Yo couldn’t look at your apartment anymore, not as little pieces of him were still littered everywhere.
Only, one day, you came home and he wasn’t anywhere. You didn’t notice it, not at first, but then you saw his mug from your museum visit in his third year of high school wasn’t next to your matching one. And then neither were his books on the shelf in your living room, or under the coffee table. His clothes gone from the closet. Every inch. Every detail. Every bit of him you had left had disappeared in the span of one work day.
And you were left with nothing.
With as much energy as you could muster, you turned and ran in the general direction of Yamaguchi’s house (which was hopeless, considering you had the directional capability of a broken compass and the stamina of a dead horse). You really were hopeless as you dialed his number, ignoring the way the moon taunted you in the sky.
He answered, for whatever reason, and you let out a breath. “What is it?” His tone was even, but something told you he was barely holding it together.

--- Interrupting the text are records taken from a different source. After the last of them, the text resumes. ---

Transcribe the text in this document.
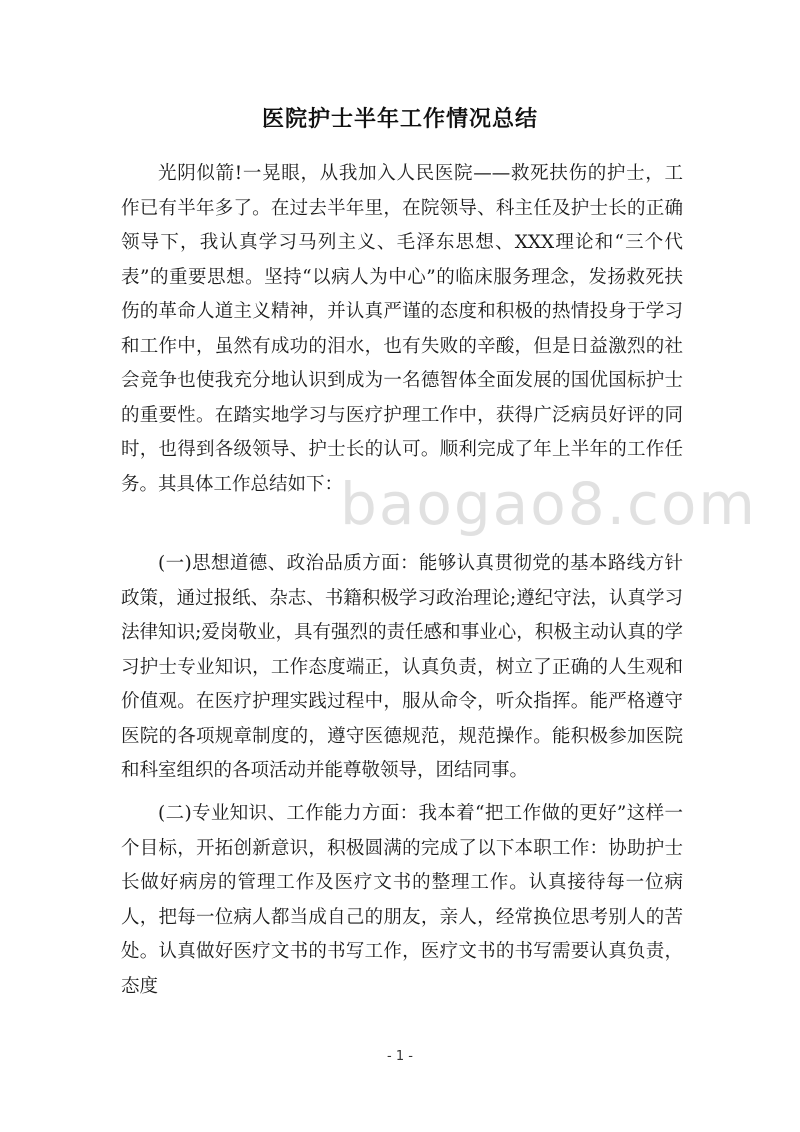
医院护士半年工作情况总结

光阴似箭!一晃眼，从我加入人民医院——救死扶伤的护士，工作已有半年多了。在过去半年里，在院领导、科主任及护士长的正确领导下，我认真学习马列主义、毛泽东思想、XXX理论和“三个代表”的重要思想。坚持“以病人为中心”的临床服务理念，发扬救死扶伤的革命人道主义精神，并认真严谨的态度和积极的热情投身于学习和工作中，虽然有成功的泪水，也有失败的辛酸，但是日益激烈的社会竞争也使我充分地认识到成为一名德智体全面发展的国优国标护士的重要性。在踏实地学习与医疗护理工作中，获得广泛病员好评的同时，也得到各级领导、护士长的认可。顺利完成了年上半年的工作任务。其具体工作总结如下：

baogao8.com

(一)思想道德、政治品质方面：能够认真贯彻党的基本路线方针政策，通过报纸、杂志、书籍积极学习政治理论;遵纪守法，认真学习法律知识;爱岗敬业，具有强烈的责任感和事业心，积极主动认真的学习护士专业知识，工作态度端正，认真负责，树立了正确的人生观和价值观。在医疗护理实践过程中，服从命令，听众指挥。能严格遵守医院的各项规章制度的，遵守医德规范，规范操作。能积极参加医院和科室组织的各项活动并能尊敬领导，团结同事。

(二)专业知识、工作能力方面：我本着“把工作做的更好”这样一个目标，开拓创新意识，积极圆满的完成了以下本职工作：协助护士长做好病房的管理工作及医疗文书的整理工作。认真接待每一位病人，把每一位病人都当成自己的朋友，亲人，经常换位思考别人的苦处。认真做好医疗文书的书写工作，医疗文书的书写需要认真负责，态度

- 1 -
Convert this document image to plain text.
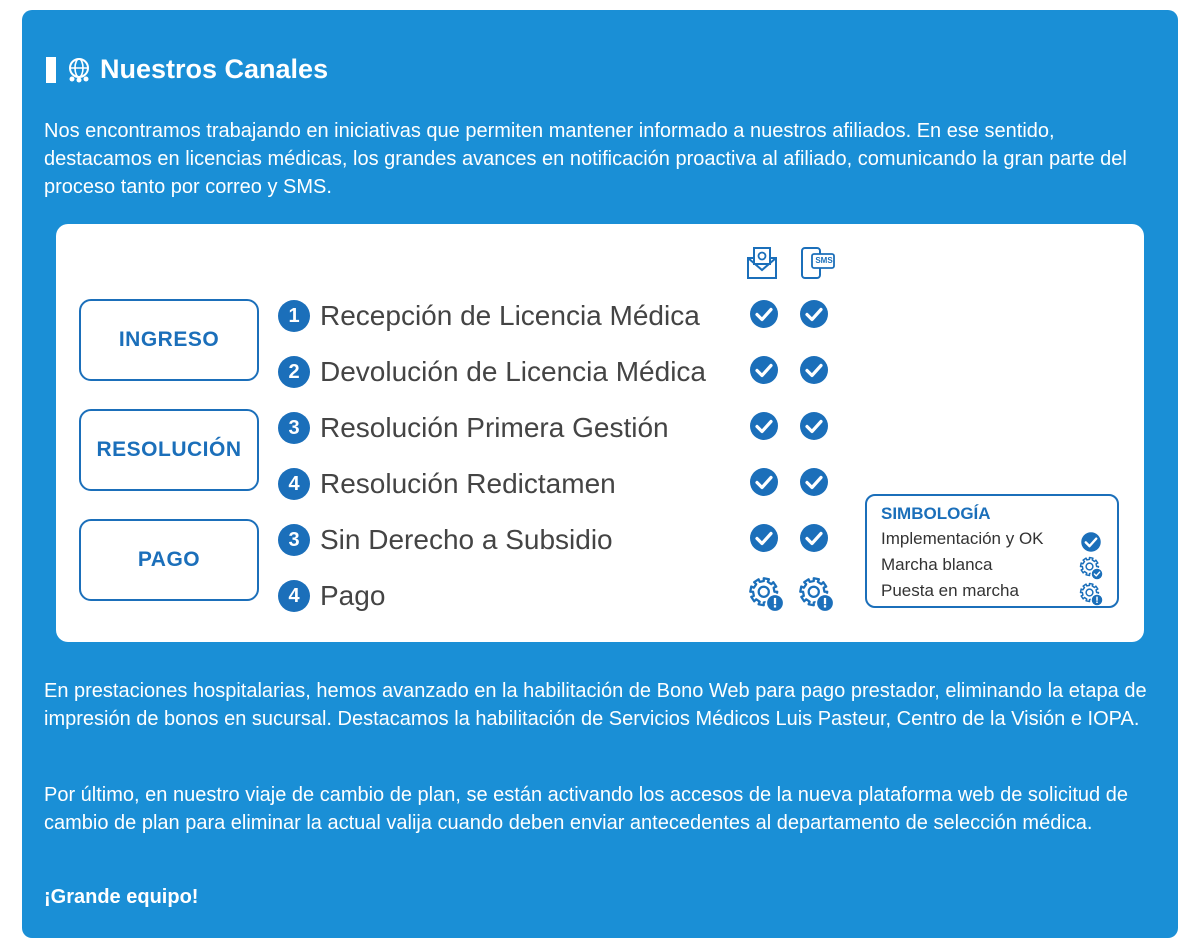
Nuestros Canales
Nos encontramos trabajando en iniciativas que permiten mantener informado a nuestros afiliados. En ese sentido, destacamos en licencias médicas, los grandes avances en notificación proactiva al afiliado, comunicando la gran parte del proceso tanto por correo y SMS.
SMS
INGRESO
RESOLUCIÓN
PAGO
1 Recepción de Licencia Médica
2 Devolución de Licencia Médica
3 Resolución Primera Gestión
4 Resolución Redictamen
3 Sin Derecho a Subsidio
4 Pago
SIMBOLOGÍA
Implementación y OK
Marcha blanca
Puesta en marcha
En prestaciones hospitalarias, hemos avanzado en la habilitación de Bono Web para pago prestador, eliminando la etapa de impresión de bonos en sucursal. Destacamos la habilitación de Servicios Médicos Luis Pasteur, Centro de la Visión e IOPA.
Por último, en nuestro viaje de cambio de plan, se están activando los accesos de la nueva plataforma web de solicitud de cambio de plan para eliminar la actual valija cuando deben enviar antecedentes al departamento de selección médica.
¡Grande equipo!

“Is this it?” Was all you could say. Head dizzy as you looked for Yamaguchi’s house - which you just knew was somewhere around here.
“It’s been it for a long time.” He really sounded robotic, like he was reading from a script.
“And you didn’t think to tell me?” Your voice broke as you ran, ignoring the splintering pain in the balls of your feet, “you thought making Yamaguchi say you needed a break, and then disappearing for two months, and then only reappearing to take your things back was the answer?” You cried out.
“You know-” his voice cracked and he stopped speaking. God, it hurt you so much.
“I never wanted this.” Tears were pouring down your cheeks.
“You think I did?”
“No-”
“I tried, Y/N, I tried so hard. But you would never listen to me!”
“I tried too, Kei!” You tried not to yell, and you hoped that it worked.
Some miracle brought you to Yamaguchi’s door, the one you only recognized because of the little frog statue on the windowsill. You pressed the doorbell, hoping for the best.
“I tried because I loved you. And I waited for you, I waited and hoped you’d come back. I-” you ran your hands through your hair once again. “I know we aren’t the best, that something is always wrong, but we can work on this. We can… fuck, I don’t know. You were the smart one…” he let out a low chuckle laced with pain. “But we can work something out, can’t we?”
There was a pause, and Yamaguchi opened the door, shocked to see you. Your breath hitched but neither of you spoke.
“I… I can’t do this anymore…” he admitted, and you felt your heart shatter. “Y/N, this is it…”
You could see Tsukishima pacing in the living room just down the hall, and you know Yamaguchi knows you’ve seen him. His phone pulled away from his face, finger shaking over that familiar red button.
“Please don’t say goodbye…” you called out.